Wednesday, February 21, 2007

The word is scrotum.

The word is scrotum. Not balls, not baby-bean bags, not nut bags, not nuts, not even the pope's figs. But according to the fuss about 'The Higher Power of Lucky', an author writing for children should not use such a word. OK, I can sort of see that if it were a rhyming book aimed at tiny tots. "Jack be nimble, Jack leapt over the totem. Jack misjudged its height and Jack banged his scrotum."
But for kids ages 7 and up, I can't imagine where the problem is, unless the children are raised by Puritan Victorians and tend to faint when confronted with words representing body parts or functions, such as thigh and burp. Librarians have been suggesting boycotting the book. Parents have been up in arms. Letters to the editor have been flooding the publisher.
I think that there is a serious disconnect in reality here.
By the age of 4, most children have witnessed at least two hundred and fifty murders on the television, some of which are in cartoon form. They have witnessed rape and drug abuse, alcoholism and prostitution. (And murders. Let's not forget how blasé TV is about portraying someone getting shot.) As a matter of fact, I don't think you can watch television and not see someone get killed.
So, children can watch murder but they can't read the word scrotum?
Where is reality in this?
What is this teaching kids?
It's teaching them that it's perfectly acceptable to take a gun and run rampage in the streets shooting other people.
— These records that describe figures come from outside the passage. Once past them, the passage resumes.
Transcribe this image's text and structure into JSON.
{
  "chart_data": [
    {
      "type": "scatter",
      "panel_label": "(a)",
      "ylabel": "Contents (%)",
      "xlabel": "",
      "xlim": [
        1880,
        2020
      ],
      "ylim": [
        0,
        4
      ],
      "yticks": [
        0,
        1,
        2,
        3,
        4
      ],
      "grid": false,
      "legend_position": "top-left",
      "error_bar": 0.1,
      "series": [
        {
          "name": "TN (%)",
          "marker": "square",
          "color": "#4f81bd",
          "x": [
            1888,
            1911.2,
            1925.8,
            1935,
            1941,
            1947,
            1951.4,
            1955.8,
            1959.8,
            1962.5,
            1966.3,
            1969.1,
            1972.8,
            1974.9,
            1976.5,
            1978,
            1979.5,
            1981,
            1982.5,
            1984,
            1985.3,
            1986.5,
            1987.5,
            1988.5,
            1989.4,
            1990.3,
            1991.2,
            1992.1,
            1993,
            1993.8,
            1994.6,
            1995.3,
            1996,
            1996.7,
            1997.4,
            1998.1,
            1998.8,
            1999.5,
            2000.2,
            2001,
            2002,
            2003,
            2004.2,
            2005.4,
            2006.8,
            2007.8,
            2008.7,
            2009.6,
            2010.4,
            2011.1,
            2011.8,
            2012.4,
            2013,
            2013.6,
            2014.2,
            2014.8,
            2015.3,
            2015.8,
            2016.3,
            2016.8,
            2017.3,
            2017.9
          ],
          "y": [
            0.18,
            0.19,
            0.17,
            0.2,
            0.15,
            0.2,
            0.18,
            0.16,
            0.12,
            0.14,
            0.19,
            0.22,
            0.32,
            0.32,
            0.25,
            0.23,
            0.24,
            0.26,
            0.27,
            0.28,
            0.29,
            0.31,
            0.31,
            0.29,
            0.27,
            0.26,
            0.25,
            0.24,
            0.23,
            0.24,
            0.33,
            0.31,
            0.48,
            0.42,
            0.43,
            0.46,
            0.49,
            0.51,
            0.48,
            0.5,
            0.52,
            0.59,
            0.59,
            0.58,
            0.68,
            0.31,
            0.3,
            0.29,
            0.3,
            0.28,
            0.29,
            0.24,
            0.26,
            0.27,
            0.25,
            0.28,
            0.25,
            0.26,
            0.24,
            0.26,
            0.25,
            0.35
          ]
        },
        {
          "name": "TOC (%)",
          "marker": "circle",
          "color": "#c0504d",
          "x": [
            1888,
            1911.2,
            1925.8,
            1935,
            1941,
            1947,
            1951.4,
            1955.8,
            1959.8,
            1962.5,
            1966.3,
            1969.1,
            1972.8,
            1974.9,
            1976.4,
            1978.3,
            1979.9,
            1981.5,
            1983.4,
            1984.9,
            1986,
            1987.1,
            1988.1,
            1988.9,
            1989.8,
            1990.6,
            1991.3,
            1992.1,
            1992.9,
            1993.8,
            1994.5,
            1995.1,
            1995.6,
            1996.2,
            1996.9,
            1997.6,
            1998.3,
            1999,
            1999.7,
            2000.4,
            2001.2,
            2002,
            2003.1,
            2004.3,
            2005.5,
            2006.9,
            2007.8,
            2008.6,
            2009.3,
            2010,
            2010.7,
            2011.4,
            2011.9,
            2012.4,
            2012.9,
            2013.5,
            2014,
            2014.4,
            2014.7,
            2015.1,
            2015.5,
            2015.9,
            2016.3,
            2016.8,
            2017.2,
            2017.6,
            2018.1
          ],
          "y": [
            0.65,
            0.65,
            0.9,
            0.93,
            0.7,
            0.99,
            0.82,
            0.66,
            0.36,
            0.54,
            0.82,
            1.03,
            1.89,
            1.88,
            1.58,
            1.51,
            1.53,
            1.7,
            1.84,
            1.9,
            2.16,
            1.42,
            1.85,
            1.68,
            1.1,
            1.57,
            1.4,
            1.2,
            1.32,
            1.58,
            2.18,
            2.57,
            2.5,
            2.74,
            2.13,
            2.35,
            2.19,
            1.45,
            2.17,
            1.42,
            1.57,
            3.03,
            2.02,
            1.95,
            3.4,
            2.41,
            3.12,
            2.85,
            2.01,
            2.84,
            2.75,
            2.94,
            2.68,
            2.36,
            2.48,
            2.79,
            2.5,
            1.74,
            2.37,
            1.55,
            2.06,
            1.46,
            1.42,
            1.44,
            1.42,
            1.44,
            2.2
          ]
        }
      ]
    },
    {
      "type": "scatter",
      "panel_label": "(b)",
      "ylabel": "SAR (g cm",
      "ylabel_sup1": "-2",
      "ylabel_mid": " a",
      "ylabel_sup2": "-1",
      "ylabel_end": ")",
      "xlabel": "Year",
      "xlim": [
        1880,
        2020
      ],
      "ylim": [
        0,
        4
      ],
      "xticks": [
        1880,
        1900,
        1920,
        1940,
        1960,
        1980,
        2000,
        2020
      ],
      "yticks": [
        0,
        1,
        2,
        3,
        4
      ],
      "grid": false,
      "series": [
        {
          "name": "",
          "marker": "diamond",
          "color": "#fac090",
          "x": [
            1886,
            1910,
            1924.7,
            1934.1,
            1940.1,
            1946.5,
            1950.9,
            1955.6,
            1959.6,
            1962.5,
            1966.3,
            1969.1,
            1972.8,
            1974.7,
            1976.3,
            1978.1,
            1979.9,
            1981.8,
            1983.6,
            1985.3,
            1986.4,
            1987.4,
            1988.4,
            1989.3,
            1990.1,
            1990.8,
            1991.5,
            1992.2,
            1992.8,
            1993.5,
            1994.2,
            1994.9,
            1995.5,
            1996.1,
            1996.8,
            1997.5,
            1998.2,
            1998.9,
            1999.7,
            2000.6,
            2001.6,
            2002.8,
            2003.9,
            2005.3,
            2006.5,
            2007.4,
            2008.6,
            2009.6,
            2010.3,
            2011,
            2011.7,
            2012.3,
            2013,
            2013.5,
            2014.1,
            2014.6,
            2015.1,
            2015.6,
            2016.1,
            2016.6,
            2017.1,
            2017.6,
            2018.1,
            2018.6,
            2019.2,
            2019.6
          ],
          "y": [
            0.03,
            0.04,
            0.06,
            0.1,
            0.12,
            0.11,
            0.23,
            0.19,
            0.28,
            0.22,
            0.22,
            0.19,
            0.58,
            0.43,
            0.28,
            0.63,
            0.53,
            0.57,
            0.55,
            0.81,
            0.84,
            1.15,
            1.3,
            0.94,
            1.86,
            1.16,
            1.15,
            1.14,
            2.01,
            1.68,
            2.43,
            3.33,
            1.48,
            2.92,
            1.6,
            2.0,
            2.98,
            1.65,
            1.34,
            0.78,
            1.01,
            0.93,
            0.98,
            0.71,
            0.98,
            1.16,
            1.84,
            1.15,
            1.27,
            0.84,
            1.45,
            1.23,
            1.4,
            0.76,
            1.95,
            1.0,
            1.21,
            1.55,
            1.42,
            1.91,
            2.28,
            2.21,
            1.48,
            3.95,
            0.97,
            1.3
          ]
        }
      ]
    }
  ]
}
In fact, they will probably become famous and get a million dollar book deal if they don't shoot themselves first. It teaches them that the gangs are cool, and drive by shooting is all right. Murdering another human being does not raise eyebrows.
But it's teaching them that parts of their own bodies are something to be ashamed about. Fifty percent of the world's population has scrotum. Are they all going to be embarrassed about having scrotum but proud to own a gun, which kills other human beings?
Wouldn't it be nice to live in a world where having a gun is something horribly embarrassing and having scrotum was perfectly normal?
Where, on TV, children can watch shows without a single murder, and maybe hear the word scrotum mentioned a few times. Maybe even the words breast, solar plexis, clavicle, malleolus, and scapula while we're at it.

7 comments:

Bernita said...

And it isn't as if kids haven't heard less delicate words.
One of the most ridiculous fusses I've ever heard of.

Manda86 said...

I totally agree with you.

Doug said...

Everyone knows you should tell little boys and girls to call it a "nut sack"!

Anonymous said...

Oh, I kind of like the pope's figs, lol.
Sam

Kate R said...

my kids call it a scrote--far less offensive. It would get past the most serious censor, except when they bellow ITCHY SCOTE at random moments. A couple of them are getting hair down there.

Wynn Bexton said...

As if they don't hear some really rude and crude words on a daily basis (especially if they live in English speaking places).

Wynn Bexton said...

As if they don't hear some really rude and crude words on a daily basis (especially if they live in English speaking places).